Morrigan has some wicked eyebrows and one of the best angry faces I’ve ever seen,

but I don’t know why a fourteen year old is wandering around preparing for battle yet forgets to put on her underwear. Seriously! Why did we need a naked fourteen year old girl facing off against a naked man of indeterminate age but somewhere in the ‘why aren’t you dead already?’ range?!

While I’m asking questions, why are Morrigan’s older brother and her mother consistently referred to as her folks? Was something lost in the translation? Why does Morrigan’s brother look positively evil in some of the panels where he’s smiling?
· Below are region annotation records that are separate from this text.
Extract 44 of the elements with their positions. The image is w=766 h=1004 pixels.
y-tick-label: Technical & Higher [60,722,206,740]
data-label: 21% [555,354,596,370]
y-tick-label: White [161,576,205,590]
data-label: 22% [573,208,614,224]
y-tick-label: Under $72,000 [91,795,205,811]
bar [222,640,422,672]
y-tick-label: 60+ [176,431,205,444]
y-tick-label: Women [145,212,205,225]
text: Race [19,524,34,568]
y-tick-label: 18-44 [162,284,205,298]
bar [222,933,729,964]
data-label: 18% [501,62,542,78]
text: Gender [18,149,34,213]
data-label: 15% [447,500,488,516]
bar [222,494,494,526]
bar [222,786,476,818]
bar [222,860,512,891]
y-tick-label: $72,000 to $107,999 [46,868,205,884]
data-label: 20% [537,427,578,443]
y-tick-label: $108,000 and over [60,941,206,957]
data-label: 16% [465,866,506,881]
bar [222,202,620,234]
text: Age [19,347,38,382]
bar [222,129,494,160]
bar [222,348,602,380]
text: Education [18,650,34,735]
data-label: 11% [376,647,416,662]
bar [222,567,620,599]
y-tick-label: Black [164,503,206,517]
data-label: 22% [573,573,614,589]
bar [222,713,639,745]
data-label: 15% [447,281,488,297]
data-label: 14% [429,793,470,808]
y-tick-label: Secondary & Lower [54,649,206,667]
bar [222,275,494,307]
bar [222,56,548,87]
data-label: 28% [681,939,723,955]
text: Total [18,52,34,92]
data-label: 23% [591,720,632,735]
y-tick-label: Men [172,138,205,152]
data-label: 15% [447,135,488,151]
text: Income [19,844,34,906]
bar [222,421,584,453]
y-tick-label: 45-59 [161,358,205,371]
While I was really interested in this graphic novel based on the blurb and cover image I found a lot of the scenes with Crow Guy really hard to decipher. There’s plenty of black swooshing around the pages but it’s hiding the detail of what’s actually happening a fair amount of the time.

While I was initially hooked because we were setting off to investigate a local legend and that should be awesome, I wound up disappointed. I guess I should’ve listened when Morrigan’s mother said at the beginning:

”It’s not the job of an author to give the reader what they want … It is the job of an author to give the reader what they need.”

I didn’t get what I wanted or hoped for. Did I get what I needed? I guess the author thinks so. Unfortunately I won’t be recommending this one.

Thank you to NetGalley, Lion Forge and Diamond Book Distributors for the opportunity to read this graphic novel.

Rating: 2 out of 5.

Once Upon a Blurb

Morrigan Moore has always been moody, but her new home is the worst. Her novelist mother has dragged her to the countryside, drawn by the lost myth of the King of Crows, a dark figure of theft and deceit, and the Scarecrow Prince, the only one who can stand against him. When Morrigan finds herself swept up in the legend, she’ll have no choice but to take on the Scarecrow Prince’s mantel, and to stand and fight. For her town, her family, and her own future. This lushly drawn graphic novel will pull you into its sinister secrets and not let go till the final page. For fans of Coraline and Over the Garden Wall.